Barking mad? Commission chews over bring-your-pet-to-work policy
Staff at the EU’s executive could soon be allowed to bring their dog to the office.
BRUSSELS — Is the European Commission going to the dogs?
It soon might be as top management are considering letting staffers bring their four-legged friends — and other pets — to work.
“Regarding the presence of dogs in its premises, the Commission is exploring pet-related presence and will organise pilot actions where staff could come with their pets,” Budget and Administration Commissioner Johannes Hahn wrote to MEPs in a note published on Wednesday.
A cross-group pack of MEPs embarked in late November 2022 on a dogged quest to improve the mental health of Eurocrats, formally asking the Commission if it would consider allowing pets in its buildings.
“Despite their undeniable contribution to improving people’s well-being, pets are not allowed into any of the EU institutions’ buildings,” yelped Alexis Georgoulis (The Left), Francisco Guerreiro (Greens), Karen Melchior (Renew), Monica Semedo (Renew) and Loucas Fourlas (EPP).
The EU institutions “are considered to be at the leading edge in terms of personnel policies,” they wrote, pointing out that many international companies already let employees bring their pets to work.

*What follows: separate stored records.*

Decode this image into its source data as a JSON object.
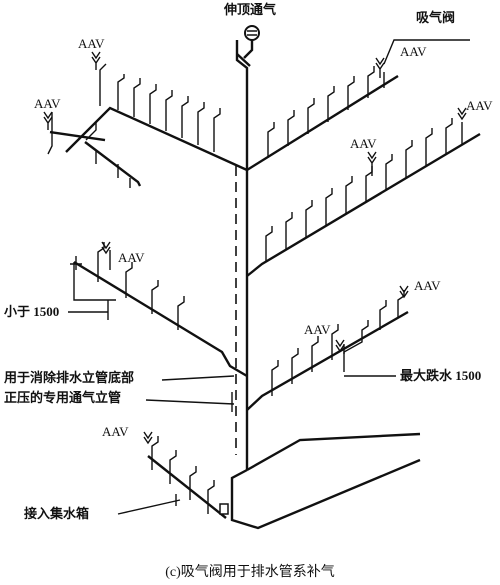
{
  "labels": {
    "roof_vent": "伸顶通气",
    "air_admittance_valve": "吸气阀",
    "aav": "AAV",
    "less_than": "小于 1500",
    "dedicated_vent": "用于消除排水立管底部",
    "dedicated_vent_line2": "正压的专用通气立管",
    "max_drop": "最大跌水 1500",
    "to_tank": "接入集水箱"
  },
  "caption": "(c)吸气阀用于排水管系补气"
}
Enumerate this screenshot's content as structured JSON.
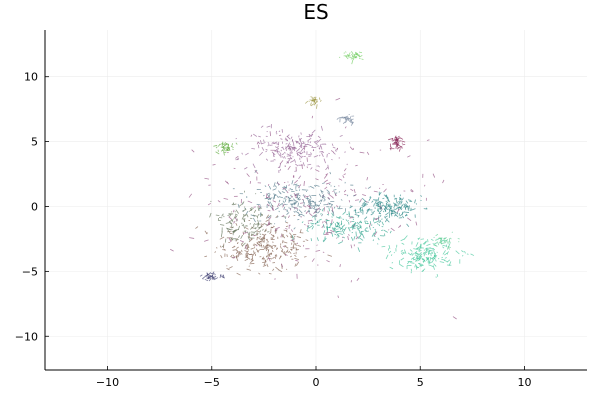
{
  "chart_data": {
    "type": "scatter",
    "title": "ES",
    "xlabel": "",
    "ylabel": "",
    "xlim": [
      -13,
      13
    ],
    "ylim": [
      -12.6,
      13.6
    ],
    "grid": true,
    "legend": "none",
    "x_ticks": [
      -10,
      -5,
      0,
      5,
      10
    ],
    "y_ticks": [
      -10,
      -5,
      0,
      5,
      10
    ],
    "x_tick_labels": [
      "−10",
      "−5",
      "0",
      "5",
      "10"
    ],
    "y_tick_labels": [
      "−10",
      "−5",
      "0",
      "5",
      "10"
    ],
    "clusters": [
      {
        "center": [
          -2.5,
          -3.0
        ],
        "spread": [
          2.0,
          1.8
        ],
        "color": "#8a6a5a",
        "count": 260
      },
      {
        "center": [
          -1.0,
          0.5
        ],
        "spread": [
          2.2,
          1.4
        ],
        "color": "#5a7f8f",
        "count": 220
      },
      {
        "center": [
          -1.0,
          4.5
        ],
        "spread": [
          2.0,
          1.4
        ],
        "color": "#9a6a9a",
        "count": 200
      },
      {
        "center": [
          3.5,
          0.0
        ],
        "spread": [
          1.4,
          1.0
        ],
        "color": "#2f8a8a",
        "count": 180
      },
      {
        "center": [
          5.2,
          -3.6
        ],
        "spread": [
          1.4,
          1.1
        ],
        "color": "#4ec9a0",
        "count": 170
      },
      {
        "center": [
          1.5,
          -1.5
        ],
        "spread": [
          1.8,
          1.0
        ],
        "color": "#3aa893",
        "count": 160
      },
      {
        "center": [
          -3.5,
          -1.0
        ],
        "spread": [
          1.4,
          1.4
        ],
        "color": "#6a7a60",
        "count": 120
      },
      {
        "center": [
          -5.0,
          -5.3
        ],
        "spread": [
          0.5,
          0.3
        ],
        "color": "#4a4a7a",
        "count": 40
      },
      {
        "center": [
          3.9,
          5.0
        ],
        "spread": [
          0.35,
          0.6
        ],
        "color": "#8a2a5a",
        "count": 45
      },
      {
        "center": [
          -4.3,
          4.6
        ],
        "spread": [
          0.35,
          0.4
        ],
        "color": "#6ab04a",
        "count": 35
      },
      {
        "center": [
          1.8,
          11.7
        ],
        "spread": [
          0.45,
          0.3
        ],
        "color": "#7ad06a",
        "count": 35
      },
      {
        "center": [
          -0.1,
          8.2
        ],
        "spread": [
          0.3,
          0.3
        ],
        "color": "#a09a4a",
        "count": 25
      },
      {
        "center": [
          1.5,
          6.8
        ],
        "spread": [
          0.4,
          0.3
        ],
        "color": "#7a8aa0",
        "count": 25
      },
      {
        "center": [
          6.2,
          -2.6
        ],
        "spread": [
          0.5,
          0.4
        ],
        "color": "#6ad09a",
        "count": 30
      },
      {
        "center": [
          0.0,
          0.0
        ],
        "spread": [
          5.0,
          5.0
        ],
        "color": "#9a5a8a",
        "count": 230
      }
    ]
  }
}
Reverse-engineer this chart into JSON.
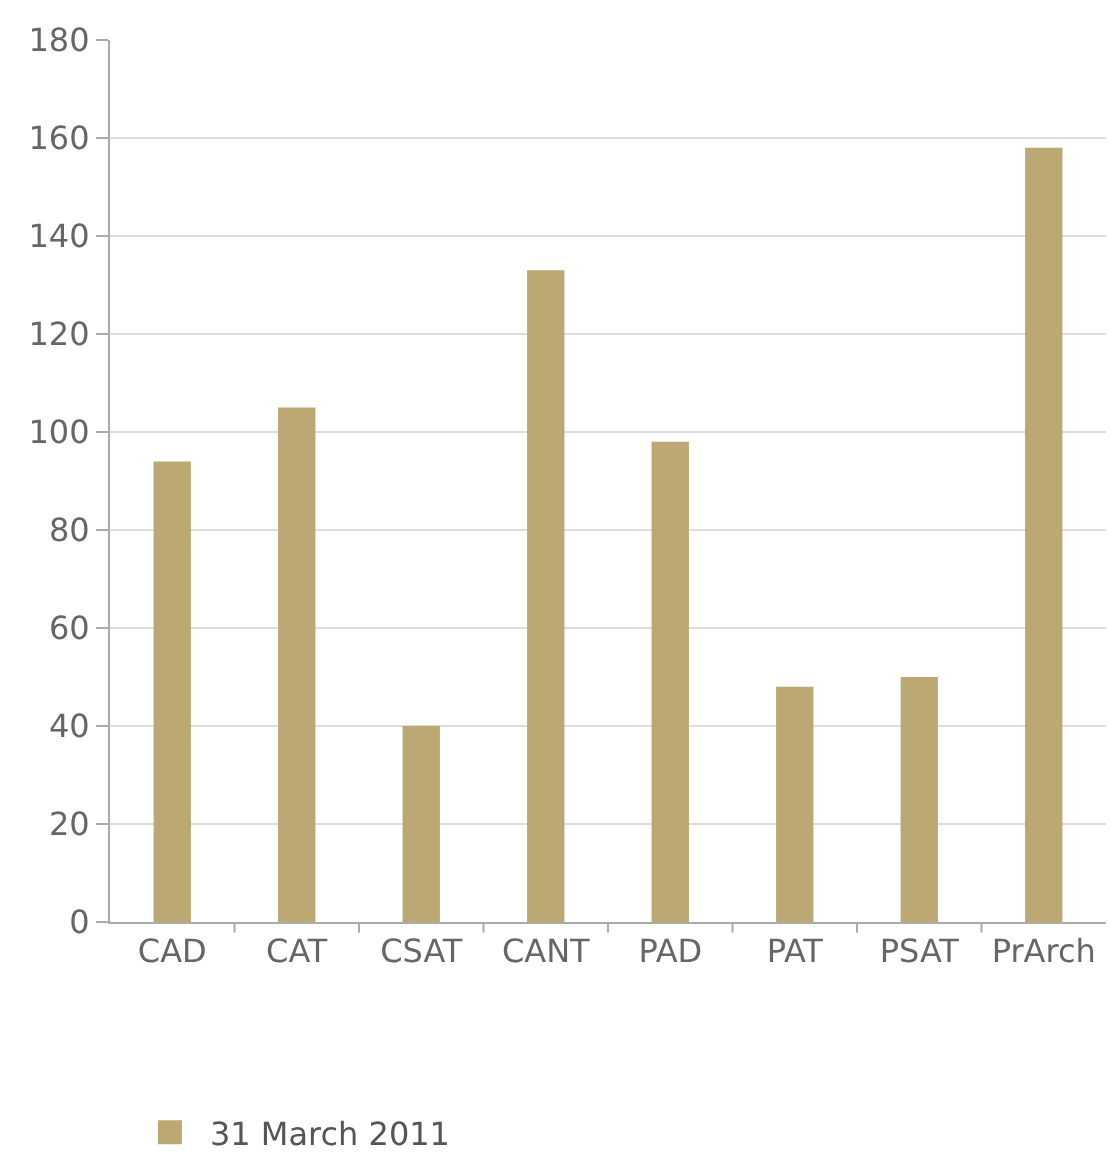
{
  "chart_data": {
    "type": "bar",
    "categories": [
      "CAD",
      "CAT",
      "CSAT",
      "CANT",
      "PAD",
      "PAT",
      "PSAT",
      "PrArch"
    ],
    "series": [
      {
        "name": "31 March 2011",
        "color": "#bba872",
        "values": [
          94,
          105,
          40,
          133,
          98,
          48,
          50,
          158
        ]
      }
    ],
    "ylim": [
      0,
      180
    ],
    "yticks": [
      0,
      20,
      40,
      60,
      80,
      100,
      120,
      140,
      160,
      180
    ],
    "grid": "y",
    "legend": "bottom left"
  }
}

Neatly sidestepping the potential, er, fallout from having such a policy, the MEPs also asked if the Commission would consider “creating spaces with bins and special bags for employees” to use when their pets have to answer a call of nature.
In true Brussels fashion, the MEPs also suggested that a Commission pet-friendly policy could help solve a costly problem for member states, asking if the European Commission would encourage its workers to adopt stray dogs.
Quoting the results of a Commission-funded study, the MEPs said stray animals are a major problem in most European cities, entailing “significant costs for the competent authorities.”
But anyone who thinks changing the EU’s rules is simple is barking up the wrong tree; allowing pets into the office would mean adapting the Commission’s legal framework, “taking into consideration various features with regard to health and safety of staff as well as some practical issues,” Hahn wrote.
The Austrian politician said that the well-being of Commission staff is “of the utmost importance.”
Hahn also settled what could have been a bone of contention, explaining that the Belgian authorities are in charge of special bins for dog poop, which are often located close to Commission buildings. The Commission is also not able to rule on stray dog adoptions for its staff, he added.
There is believed to be no truth to rumors that the Commission will recommend “the Council” as the best place to take dogs for a poop.